What would cause not one, but two different 6xAA rechargeable battery packs used in a portable bluetooth speaker to charge on one occasion for 30 minutes before the speaker indicates the battery pack is fully charged (followed by only app. 45 minutes of playback before "low battery" indicator comes on, without being able to use on max. volume at all), while the next time, it reverts to normal behavior and charges for the expected 4 hours, followed by the usual 2 to 2.5 hours of playback, often on max. volume?

I have a couple of 6 x AA rechargeable battery packs (shrink-wrapped six cell AA battery package with a soldered connector) that I use in my portable bluetooth speaker. Normal charge/use battery pack behavior is 3.4 to 4 hours of charging followed by 2 to 2.5 hours of use (depending on playback volume levels). Recharging is done via the speaker itself, and an indicator light tells both when the battery is low and when recharging is complete.

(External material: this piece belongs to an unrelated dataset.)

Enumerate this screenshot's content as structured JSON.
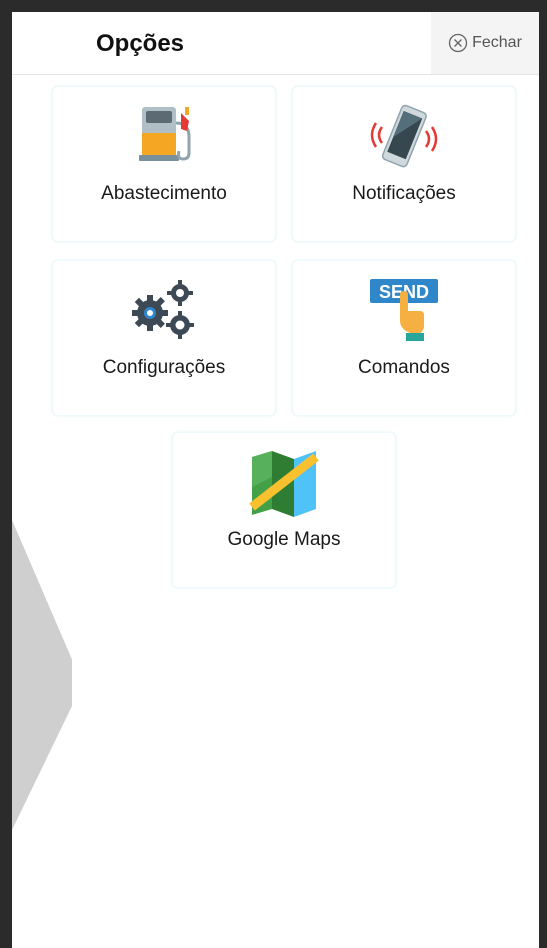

When I first got the speaker about 1.5 years ago, the batteries would always charge for around 4 hours, followed by 2 to 2.5 hours of playback time. I barely used the speaker this last winter/spring (so the batteries were not really being used or recharged during that period), though, and it's since then that I've noticed this odd recharging behavior. More often than not, the packs are only charging for 30 minutes or so now, and the speaker is never able to perform at full intensity following this. But then I'll plug one in to recharge and it recharges and then performs at full power just like it used to. (I should note that both packs get very hot when charging for the full 4 hours, which I've read may indicate that one or more of the batteries inside a pack are bad.)

Is this typical NiMH battery behavior? Are they known to do a slowfade where they regularly give indications of being on the way out, but then seem to make a full recovery (with this behavior repeating many times)? Is there anything I can do to help them make a permanent somewhat-full recovery?
posted by tenderly to Technology (2 answers total)
 
I believe that batteries which have been allowed to drain more or less completely can take a number of charge cycles before their capacity is restored. I have an intelligent charger (available under lots of brand names) which has a refresh cycle which depletes and recharges the batteries for a few cycles. I have some NiMh batteries that are over 10 years old, I doubt they last as long as they did when new but are good enough for my purposes,
posted by epo at 5:36 AM on August 7


Sounds like the speaker has a charging circuit that isn't so good and it is getting confused about when the pack is full. NiMH batteries don't really need intelligent chargers, but they are often used to save energy and prolong the life of the batteries. Problem is, the end of charge voltage increase that NiMH cells exhibit is small at best, so some chargers will cut off early due to being oversensitive. (Some cells never do that and have to be cut off using a timer)

If you can break down the pack and use a quality charger on the individual cells you'll have much better luck going forward, I suspect.

FWIW, if it takes four hours to charge normally, the packs shouldn't be getting very hot during that process. That's a fairly slow rate that should make them warm at most. I've only ever had NiMH cells get hot from charging when using 1 hour quick chargers.